Our culture meticulously excludes the female from all freedoms the males are privileged to have, and hence the female appears in the public sphere only when the necessity pulls her out and on such occasions the males harass them in umpteen ways and reinforces in her mind that she is sex—absolute sex, no less!

To live in this male chauvinist world is really terrible and harrowing not only for the female but for the male who sees the female as an individual too. The name of the chapter which deals with the gender issue in Howard Zinn’s A People’s History of the United States is “The Intimately Oppressed” (Chapter 6) in which Zinn quotes from the Declaration of Principles signed by 68 women and 32 men at the first Women’s Rights Convention held on 19th and 20th of July, 1840: “The history of mankind is a history of repeated injuries and usurpations on the part of man toward woman, having in direct object the establishment of an absolute tyranny over her.”

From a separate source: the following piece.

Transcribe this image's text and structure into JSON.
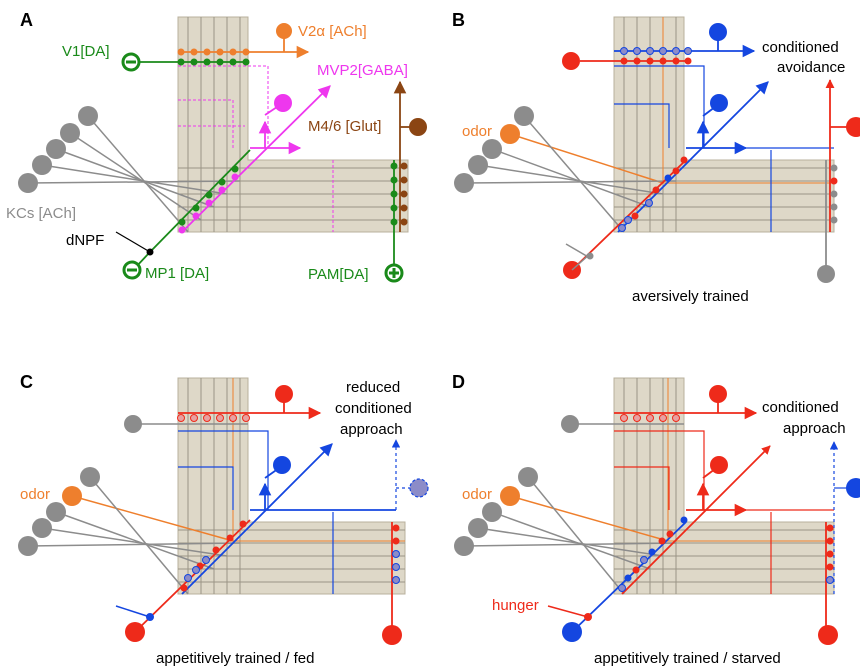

All around us, even today, even when we claim we are the most educated and the most progressive, we see the female is subjected to repeated injuries and the tyranny of the male over the female is still intact. As long as women continue to be harassed in public and private spheres, the humans can’t claim themselves to be educated or civilised. As Sarah Grimke, one of the pioneering women’s rights activists, wrote in 1830, “...it is perfectly clear that whatsoever it is morally right for a man to do, it is morally right for a woman to do.”

It is high time we Indians realised this truth and treated the female as an individual just like the male is, with all the feelings the male is having; and deserving all the dignity, respect and status the male is entitled to have.